Assignment of Error No. 3: {¶ 24} "THE TRIAL COURT COMMITTED REVERSIBLE ERROR IN FINDING THAT THE COMMERCIAL GENERAL LIABILITY POLICY ISSUED BY LUMBERMEN'S TO JOHNSON JOHNSON DID NOT PROVIDE VEHICULAR COVERAGE AND WAS, THEREFORE, NOT REQUIRED TO PROVIDE UM/UIM COVERAGE."

{¶ 25} Appellants argue when "a Commercial General Liability policy provides insurance covering various types of vehicles, * * * UM/UIM coverage arise[s] by operation of law."

{¶ 26} Automobile liability or motor vehicle liability policies of insurance requiring mandatory offerings of underinsured and uninsured motorist coverage are governed by R.C. 3937.18. Under R.C. 3937.18, an "automobile liability or motor vehicle liability policy of insurance" is "any policy of insurance that serves as proof of financial responsibility * * * for motor vehicles specifically identified in the policy of insurance."

{¶ 27} The Commercial General Liability policy agrees to cover the liability that Johnson Johnson may incur if mobile equipment that is not intended for use on public roads and is not subject to registration requirements or an auto that is not owned by Johnson Johnson, but is parked on its premises or "on the ways next to" the premises, is damaged.

{¶ 28} Reese was injured while riding on Barbiere's personal motorcycle. Barbiere's personal motorcycle was not listed, scheduled or covered under the Lumbermen's Commercial General Liability policy. The Commercial General Liability policy coverage is for mobile equipment which would not be subject to motor vehicle registration. A motorcycle is subject to motor vehicle registration.

{¶ 29} Since the Commercial General Liability policy does not serve as proof of financial responsibility for motor vehicles specifically identified in the policy, it is not a motor vehicle liability policy. See Burkholder v. German Mut. Ins. Co., 99 Ohio St.3d 163, 164,2003-Ohio-293, at ¶ 4. Therefore, the Commercial General Liability policy is not subject to R.C. 3937.18 and underinsured motorist coverage cannot be imposed as a matter of law. Consequently, appellants are not entitled to recover uninsured motorist coverage under the Commercial General Liability policy.

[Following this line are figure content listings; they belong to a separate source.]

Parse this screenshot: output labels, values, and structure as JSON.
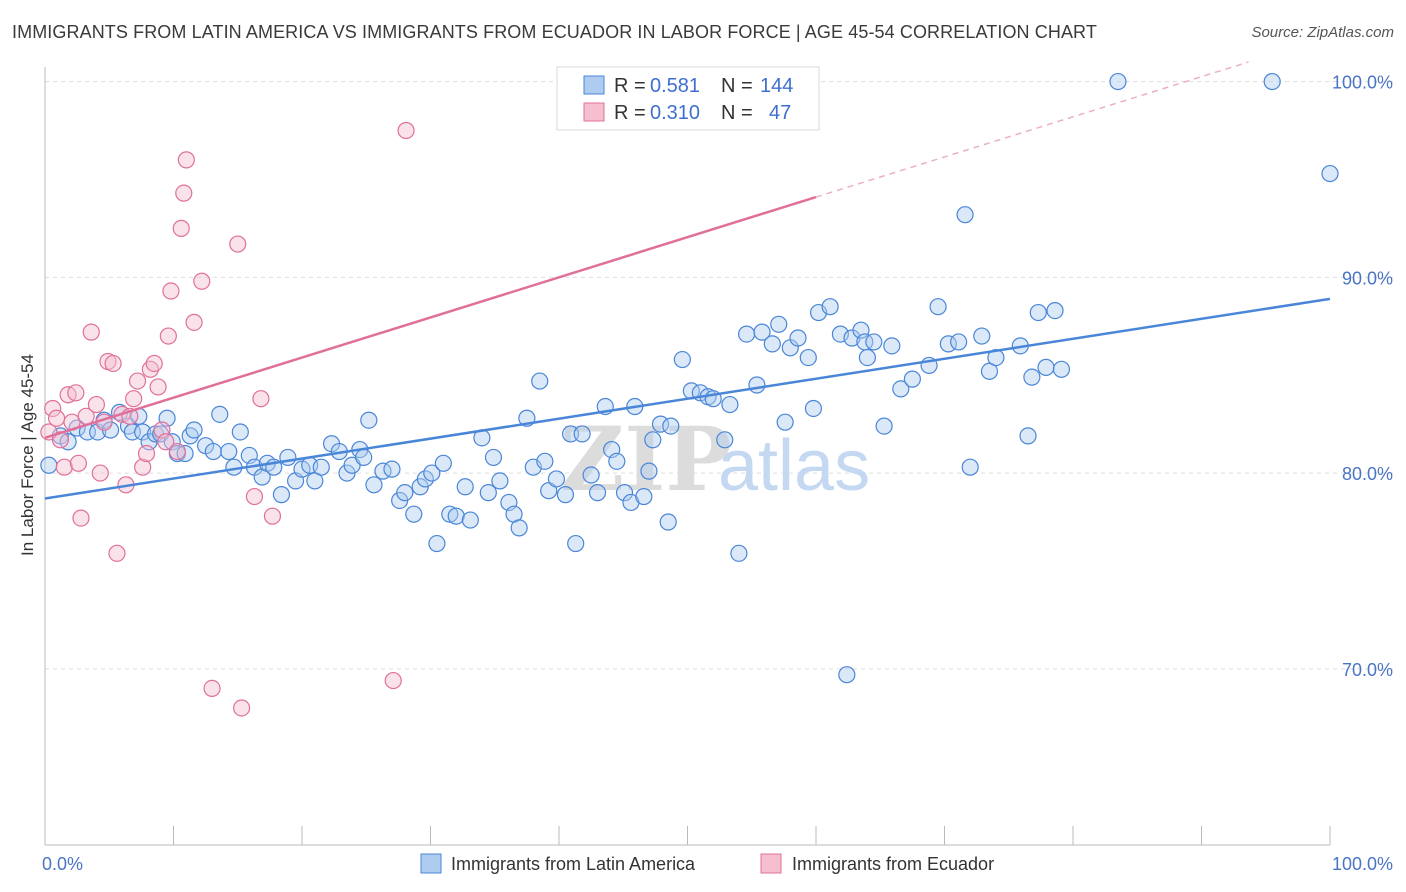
{
  "header": {
    "title": "IMMIGRANTS FROM LATIN AMERICA VS IMMIGRANTS FROM ECUADOR IN LABOR FORCE | AGE 45-54 CORRELATION CHART",
    "source": "Source: ZipAtlas.com"
  },
  "watermark": {
    "zip": "ZIP",
    "atlas": "atlas"
  },
  "legend": {
    "rows": [
      {
        "r_label": "R =",
        "r_value": "0.581",
        "n_label": "N =",
        "n_value": "144"
      },
      {
        "r_label": "R =",
        "r_value": "0.310",
        "n_label": "N =",
        "n_value": "47"
      }
    ]
  },
  "bottom_legend": {
    "items": [
      "Immigrants from Latin America",
      "Immigrants from Ecuador"
    ]
  },
  "chart_data": {
    "type": "scatter",
    "title": "IMMIGRANTS FROM LATIN AMERICA VS IMMIGRANTS FROM ECUADOR IN LABOR FORCE | AGE 45-54 CORRELATION CHART",
    "xlabel": "",
    "ylabel": "In Labor Force | Age 45-54",
    "xlim": [
      0,
      100
    ],
    "ylim": [
      61,
      101
    ],
    "x_tick_labels": [
      "0.0%",
      "100.0%"
    ],
    "y_ticks": [
      70,
      80,
      90,
      100
    ],
    "y_tick_labels": [
      "70.0%",
      "80.0%",
      "90.0%",
      "100.0%"
    ],
    "grid": true,
    "colors": {
      "blue": "#4a86d8",
      "blue_fill": "#aecbf0",
      "pink": "#e0709a",
      "pink_fill": "#f5bfd0",
      "tick": "#4a74c4"
    },
    "series": [
      {
        "name": "Immigrants from Latin America",
        "color": "#4a86d8",
        "trend": {
          "x": [
            0,
            100
          ],
          "y": [
            78.7,
            88.9
          ]
        },
        "points": [
          [
            0.3,
            80.4
          ],
          [
            1.2,
            81.9
          ],
          [
            1.8,
            81.6
          ],
          [
            2.5,
            82.3
          ],
          [
            3.3,
            82.1
          ],
          [
            4.1,
            82.1
          ],
          [
            4.6,
            82.7
          ],
          [
            5.1,
            82.2
          ],
          [
            5.8,
            83.1
          ],
          [
            6.5,
            82.4
          ],
          [
            6.8,
            82.1
          ],
          [
            7.3,
            82.9
          ],
          [
            7.6,
            82.1
          ],
          [
            8.1,
            81.6
          ],
          [
            8.6,
            82.0
          ],
          [
            9.0,
            82.0
          ],
          [
            9.5,
            82.8
          ],
          [
            9.9,
            81.6
          ],
          [
            10.3,
            81.0
          ],
          [
            10.9,
            81.0
          ],
          [
            11.3,
            81.9
          ],
          [
            11.6,
            82.2
          ],
          [
            12.5,
            81.4
          ],
          [
            13.1,
            81.1
          ],
          [
            13.6,
            83.0
          ],
          [
            14.3,
            81.1
          ],
          [
            14.7,
            80.3
          ],
          [
            15.2,
            82.1
          ],
          [
            15.9,
            80.9
          ],
          [
            16.3,
            80.3
          ],
          [
            16.9,
            79.8
          ],
          [
            17.3,
            80.5
          ],
          [
            17.8,
            80.3
          ],
          [
            18.4,
            78.9
          ],
          [
            18.9,
            80.8
          ],
          [
            19.5,
            79.6
          ],
          [
            20.0,
            80.2
          ],
          [
            20.6,
            80.4
          ],
          [
            21.0,
            79.6
          ],
          [
            21.5,
            80.3
          ],
          [
            22.3,
            81.5
          ],
          [
            22.9,
            81.1
          ],
          [
            23.5,
            80.0
          ],
          [
            23.9,
            80.4
          ],
          [
            24.5,
            81.2
          ],
          [
            24.8,
            80.8
          ],
          [
            25.2,
            82.7
          ],
          [
            25.6,
            79.4
          ],
          [
            26.3,
            80.1
          ],
          [
            27.0,
            80.2
          ],
          [
            27.6,
            78.6
          ],
          [
            28.0,
            79.0
          ],
          [
            28.7,
            77.9
          ],
          [
            29.2,
            79.3
          ],
          [
            29.6,
            79.7
          ],
          [
            30.1,
            80.0
          ],
          [
            30.5,
            76.4
          ],
          [
            31.0,
            80.5
          ],
          [
            31.5,
            77.9
          ],
          [
            32.0,
            77.8
          ],
          [
            32.7,
            79.3
          ],
          [
            33.1,
            77.6
          ],
          [
            34.0,
            81.8
          ],
          [
            34.5,
            79.0
          ],
          [
            34.9,
            80.8
          ],
          [
            35.4,
            79.6
          ],
          [
            36.1,
            78.5
          ],
          [
            36.5,
            77.9
          ],
          [
            36.9,
            77.2
          ],
          [
            37.5,
            82.8
          ],
          [
            38.0,
            80.3
          ],
          [
            38.5,
            84.7
          ],
          [
            38.9,
            80.6
          ],
          [
            39.2,
            79.1
          ],
          [
            39.8,
            79.7
          ],
          [
            40.5,
            78.9
          ],
          [
            40.9,
            82.0
          ],
          [
            41.3,
            76.4
          ],
          [
            41.8,
            82.0
          ],
          [
            42.5,
            79.9
          ],
          [
            43.0,
            79.0
          ],
          [
            43.6,
            83.4
          ],
          [
            44.1,
            81.2
          ],
          [
            44.5,
            80.6
          ],
          [
            45.1,
            79.0
          ],
          [
            45.6,
            78.5
          ],
          [
            45.9,
            83.4
          ],
          [
            46.6,
            78.8
          ],
          [
            47.0,
            80.1
          ],
          [
            47.3,
            81.7
          ],
          [
            47.9,
            82.5
          ],
          [
            48.5,
            77.5
          ],
          [
            48.7,
            82.4
          ],
          [
            49.6,
            85.8
          ],
          [
            50.3,
            84.2
          ],
          [
            51.0,
            84.1
          ],
          [
            51.6,
            83.9
          ],
          [
            52.0,
            83.8
          ],
          [
            52.9,
            81.7
          ],
          [
            53.3,
            83.5
          ],
          [
            54.0,
            75.9
          ],
          [
            54.6,
            87.1
          ],
          [
            55.4,
            84.5
          ],
          [
            55.8,
            87.2
          ],
          [
            56.6,
            86.6
          ],
          [
            57.1,
            87.6
          ],
          [
            57.6,
            82.6
          ],
          [
            58.0,
            86.4
          ],
          [
            58.6,
            86.9
          ],
          [
            59.4,
            85.9
          ],
          [
            59.8,
            83.3
          ],
          [
            60.2,
            88.2
          ],
          [
            61.1,
            88.5
          ],
          [
            61.9,
            87.1
          ],
          [
            62.4,
            69.7
          ],
          [
            62.8,
            86.9
          ],
          [
            63.5,
            87.3
          ],
          [
            63.8,
            86.7
          ],
          [
            64.0,
            85.9
          ],
          [
            64.5,
            86.7
          ],
          [
            65.3,
            82.4
          ],
          [
            65.9,
            86.5
          ],
          [
            66.6,
            84.3
          ],
          [
            67.5,
            84.8
          ],
          [
            68.8,
            85.5
          ],
          [
            69.5,
            88.5
          ],
          [
            70.3,
            86.6
          ],
          [
            71.1,
            86.7
          ],
          [
            71.6,
            93.2
          ],
          [
            72.0,
            80.3
          ],
          [
            72.9,
            87.0
          ],
          [
            73.5,
            85.2
          ],
          [
            74.0,
            85.9
          ],
          [
            75.9,
            86.5
          ],
          [
            76.5,
            81.9
          ],
          [
            76.8,
            84.9
          ],
          [
            77.3,
            88.2
          ],
          [
            77.9,
            85.4
          ],
          [
            78.6,
            88.3
          ],
          [
            79.1,
            85.3
          ],
          [
            83.5,
            100.0
          ],
          [
            95.5,
            100.0
          ],
          [
            100.0,
            95.3
          ]
        ]
      },
      {
        "name": "Immigrants from Ecuador",
        "color": "#e0709a",
        "trend": {
          "x": [
            0,
            60
          ],
          "y": [
            81.8,
            94.1
          ]
        },
        "trend_extension": {
          "x": [
            60,
            100
          ],
          "y": [
            94.1,
            102.3
          ]
        },
        "points": [
          [
            0.3,
            82.1
          ],
          [
            0.6,
            83.3
          ],
          [
            0.9,
            82.8
          ],
          [
            1.2,
            81.7
          ],
          [
            1.5,
            80.3
          ],
          [
            1.8,
            84.0
          ],
          [
            2.1,
            82.6
          ],
          [
            2.4,
            84.1
          ],
          [
            2.6,
            80.5
          ],
          [
            2.8,
            77.7
          ],
          [
            3.2,
            82.9
          ],
          [
            3.6,
            87.2
          ],
          [
            4.0,
            83.5
          ],
          [
            4.3,
            80.0
          ],
          [
            4.6,
            82.6
          ],
          [
            4.9,
            85.7
          ],
          [
            5.3,
            85.6
          ],
          [
            5.6,
            75.9
          ],
          [
            6.0,
            83.0
          ],
          [
            6.3,
            79.4
          ],
          [
            6.6,
            82.9
          ],
          [
            6.9,
            83.8
          ],
          [
            7.2,
            84.7
          ],
          [
            7.6,
            80.3
          ],
          [
            7.9,
            81.0
          ],
          [
            8.2,
            85.3
          ],
          [
            8.5,
            85.6
          ],
          [
            8.8,
            84.4
          ],
          [
            9.1,
            82.2
          ],
          [
            9.4,
            81.6
          ],
          [
            9.6,
            87.0
          ],
          [
            9.8,
            89.3
          ],
          [
            10.3,
            81.1
          ],
          [
            10.6,
            92.5
          ],
          [
            10.8,
            94.3
          ],
          [
            11.0,
            96.0
          ],
          [
            11.6,
            87.7
          ],
          [
            12.2,
            89.8
          ],
          [
            13.0,
            69.0
          ],
          [
            15.0,
            91.7
          ],
          [
            15.3,
            68.0
          ],
          [
            16.3,
            78.8
          ],
          [
            16.8,
            83.8
          ],
          [
            17.7,
            77.8
          ],
          [
            27.1,
            69.4
          ],
          [
            28.1,
            97.5
          ],
          [
            59.5,
            100.0
          ]
        ]
      }
    ]
  }
}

{¶ 30} Furthermore, Section II of the policy states, "[e]mployees are insured for acts only within the scope of their employment." Barbiere was not within the scope of employment when he and Reese were riding on his motorcycle.

{¶ 31} Reasonable minds can come to but one conclusion, and that conclusion is adverse to appellants. The moving party is entitled to judgment as a matter of law. Therefore, the third assignment of error is overruled.

Assignment of Error No. 4: {¶ 32} "THE TRIAL COURT COMMITTED REVERSIBLE ERROR BY FAILING TO RULE UPON THE MOTION TO COMPEL FILED BY THE REESES."

{¶ 33} Appellants argue that the trial court granted the motion for summary judgment before full discovery occurred.

{¶ 34} Civ.R. 56(F) provides as follows:

{¶ 35} "[s]hould it appear from the affidavits of a party opposing the motion for summary judgment that the party cannot for sufficient reasons stated present by affidavit facts essential to justify the parties' opposition, the court may refuse the application for judgment or may order a continuance to permit affidavits to be obtained or discovery to be had or may make such other order as is just."

{¶ 36} Appellants submitted no Civ.R. 56(F) affidavit to establish that they needed a continuance in order to respond to Lumbermen's motion for summary judgment. In its motion for summary judgment, Lumbermen's demonstrated that there was no genuine issue of material fact, and that it was entitled to judgment as a matter of law. Pursuant to Civ.R. 56(F), the trial court was not required to give appellants additional time within which to respond to Lumbermen's motion for summary judgment in the absence of an affidavit from appellants establishing their need for additional time. See Gates Mills Investment Co. v. Pepper Pike (1978), 59 Ohio App.2d 155, 168-169. Therefore, the fourth assignment of error is overruled.

Judgment affirmed.

VALEN, P.J., and POWELL, J., concur.